Reputation: 3065
I have two Plays having one task each.
The first Play checks if the /var/test.dat
exists on each target. Only if the first play is successful do I want the second play to run which executes these scripts in parallel.
If the first play fails i.e the test.dat does not exist I wish to terminate the playbook without the second Play getting executed. For this purpose, I have set any_errors_fatal
set to true
I need to have an ansible Play strategy
set to free as each of the scripts takes 30 minutes to complete.
My understanding of ansible is limited.
I understand that if I have both the tasks under a single PLAY and set the strategy to free both the tasks will run in parallel which is something I do not want.
---
- name: Play 1- check for login and script
hosts: all_hosts
any_errors_fatal: true
strategy: free
tasks:
- name: Check script existence
shell: "ls /var/test.dat"
register: checkscript
- name:
fail:
msg: "script {{ scriptdet }} missing on {{ inventory_hostname }}"
when: checkscript.rc != 0
- name: Play 2- Run scripts
hosts: all_hosts
user: "{{ USER }}"
strategy: free
tasks:
- name: Execute backup script
shell: "{{ scriptdet }}"
args:
chdir: ~/..
I tried the above playbook but I see the second play executes despite the first play's task failed.
Can you please suggest how can I get this to work?
Upvotes: 0
Views: 1584
Reputation: 56
Unless any_errors_fatal is true - Ansible will finish running on all hosts - even if some other host failed. However, as you found out any_errors_fatal does not work with a free strategy.
It's also impossible to create a global variable.

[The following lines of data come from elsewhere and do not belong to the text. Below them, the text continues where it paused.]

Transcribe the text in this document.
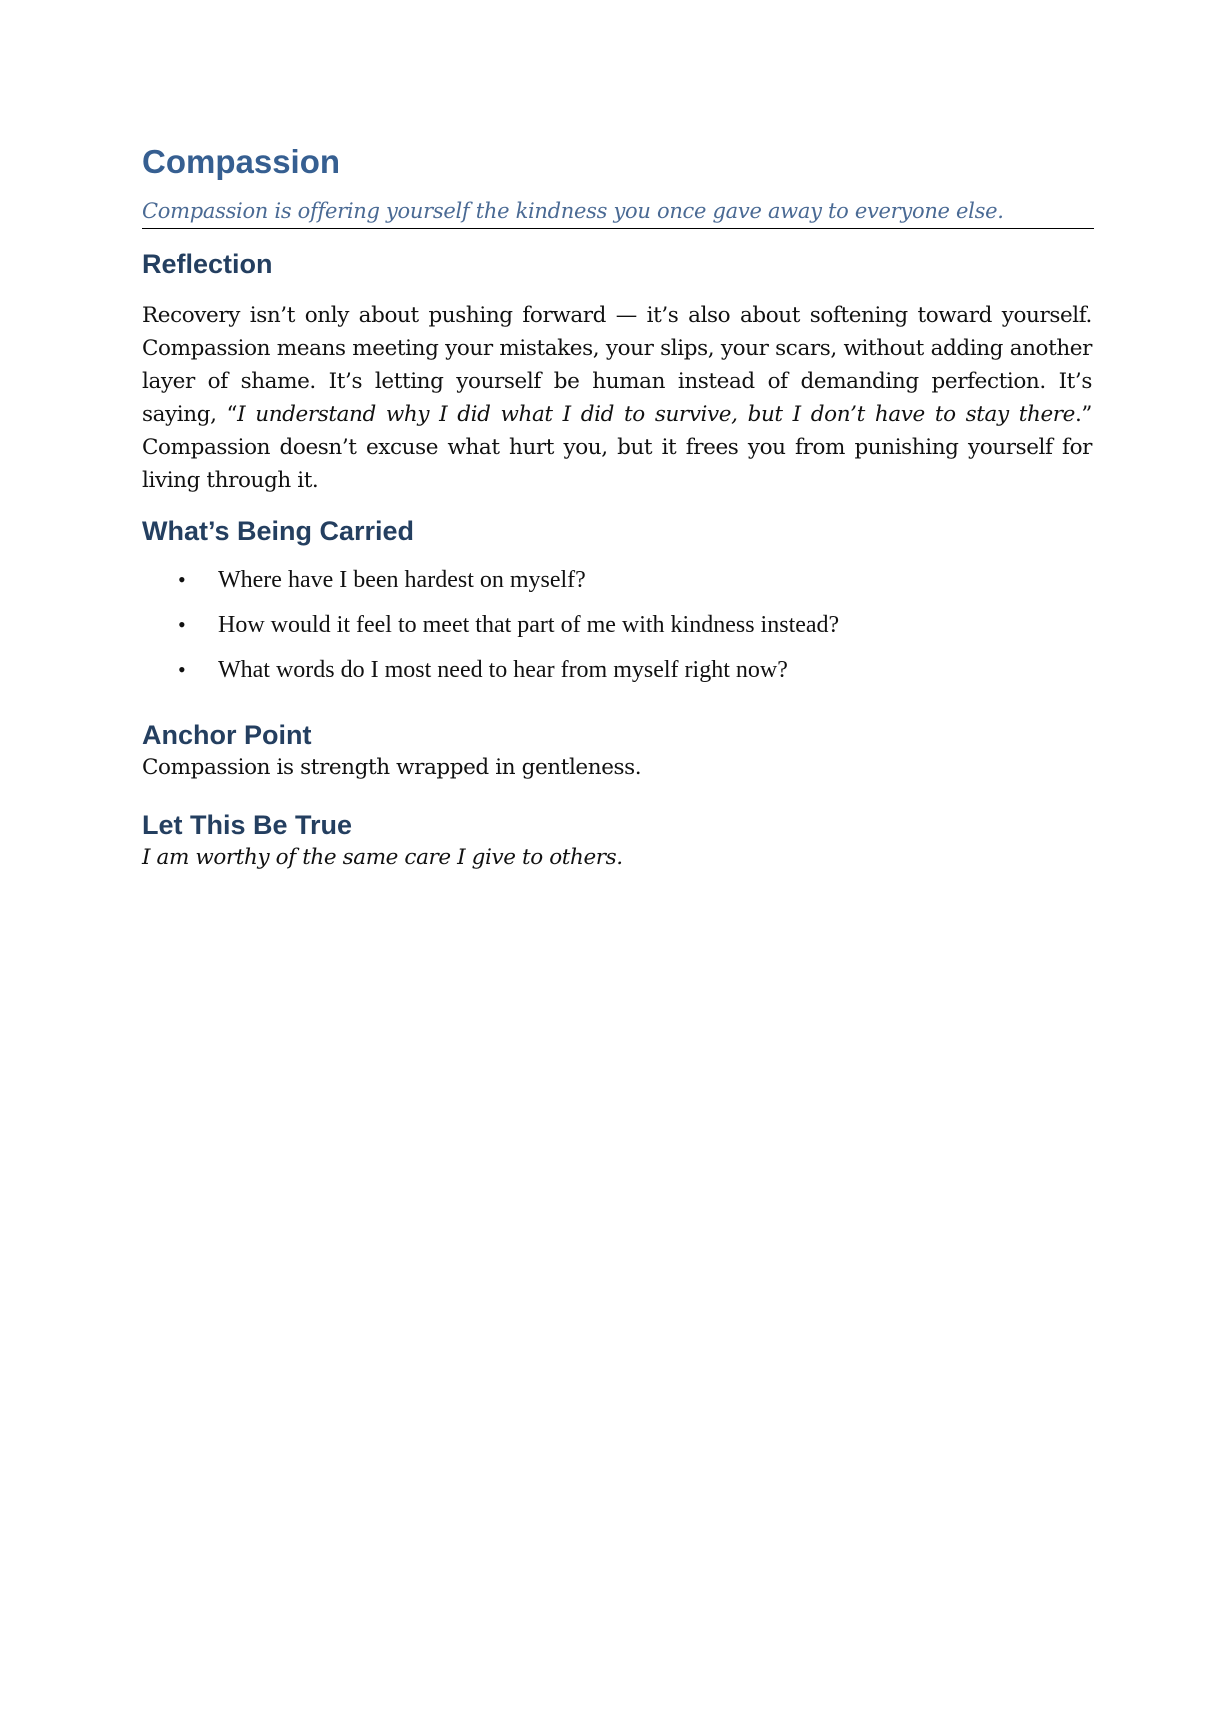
Compassion

Compassion is offering yourself the kindness you once gave away to everyone else.

Reflection

Recovery isn’t only about pushing forward — it’s also about softening toward yourself. Compassion means meeting your mistakes, your slips, your scars, without adding another layer of shame. It’s letting yourself be human instead of demanding perfection. It’s saying, “I understand why I did what I did to survive, but I don’t have to stay there.” Compassion doesn’t excuse what hurt you, but it frees you from punishing yourself for living through it.

What’s Being Carried
• Where have I been hardest on myself?
• How would it feel to meet that part of me with kindness instead?
• What words do I most need to hear from myself right now?
Anchor Point

Compassion is strength wrapped in gentleness.

Let This Be True

I am worthy of the same care I give to others.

However, you mentioned that you want to use free strategy to speed up the execution. However, free strategy only prevents "blocking new tasks for hosts that have already finished.".

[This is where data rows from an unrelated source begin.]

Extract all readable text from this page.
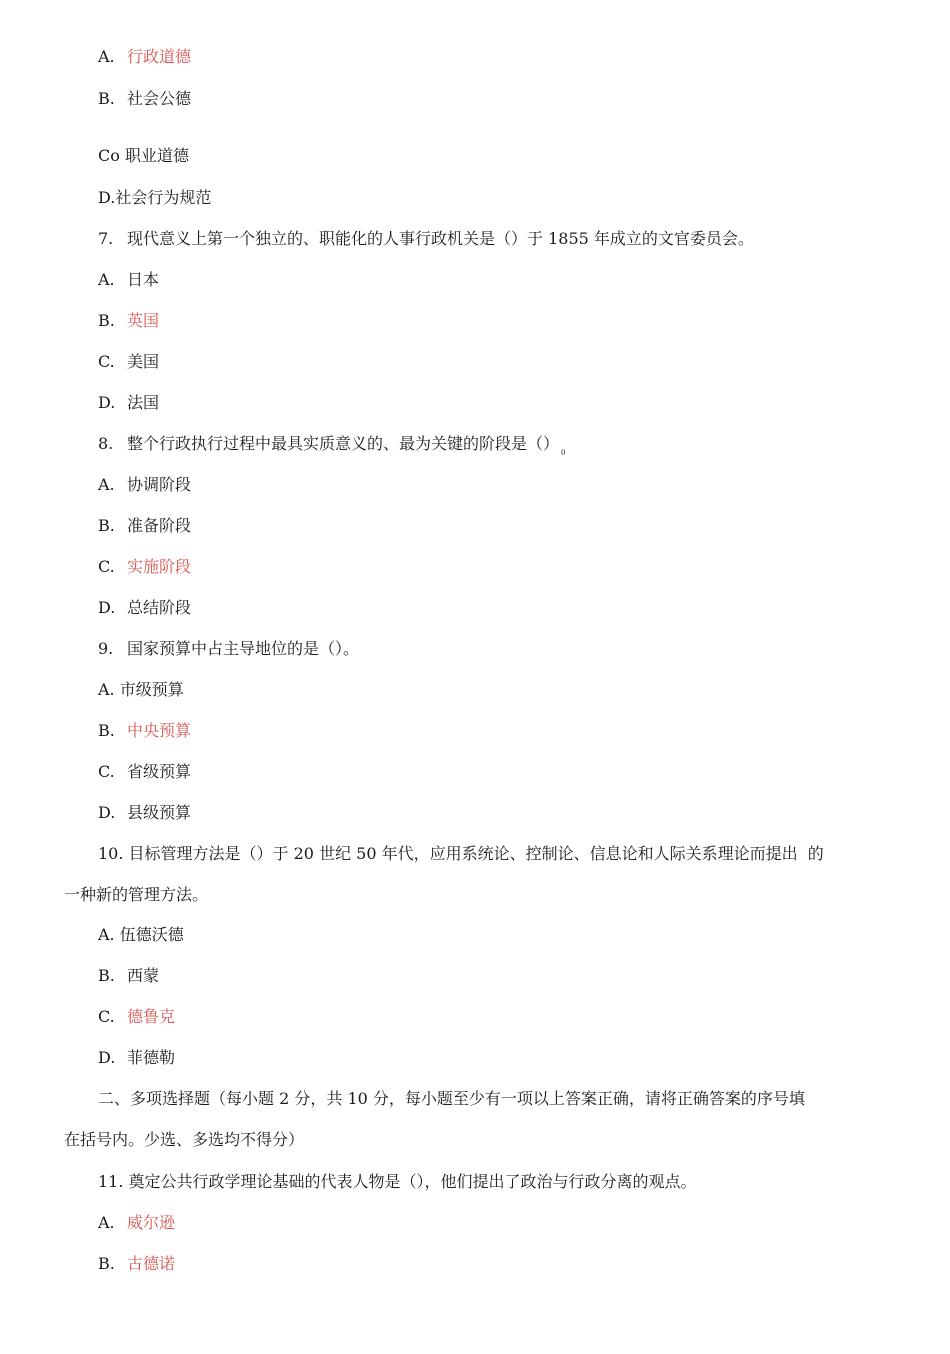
A. 行政道德
B. 社会公德
Co 职业道德
D.社会行为规范
7. 现代意义上第一个独立的、职能化的人事行政机关是（）于 1855 年成立的文官委员会。
A. 日本
B. 英国
C. 美国
D. 法国
8. 整个行政执行过程中最具实质意义的、最为关键的阶段是（） $_0$
A. 协调阶段
B. 准备阶段
C. 实施阶段
D. 总结阶段
9. 国家预算中占主导地位的是（）。
A. 市级预算
B. 中央预算
C. 省级预算
D. 县级预算
10. 目标管理方法是（）于 20 世纪 50 年代，应用系统论、控制论、信息论和人际关系理论而提出  的
一种新的管理方法。
A. 伍德沃德
B. 西蒙
C. 德鲁克
D. 菲德勒
二、多项选择题（每小题 2 分，共 10 分，每小题至少有一项以上答案正确，请将正确答案的序号填
在括号内。少选、多选均不得分）
11. 奠定公共行政学理论基础的代表人物是（），他们提出了政治与行政分离的观点。
A. 威尔逊
B. 古德诺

If you need to execute the same task without waiting for other hosts to finish, you need parallelism. Strategy has nothing to do with parallelism.
In Ansible you adjust the number of parallel hosts with forks
. However the default is very low, and is only 5.
What you want is to set this number higher - depending on your executing host resources. In my experience with a good amount of cpu and memory, this can be adjusted to hundreds.
You set this either in ansible.cfg
or in the command line:
ansible-playbook -f 30 my_playbook.yml
This way you can use the default linear strategy with any_errors_fatal set to true.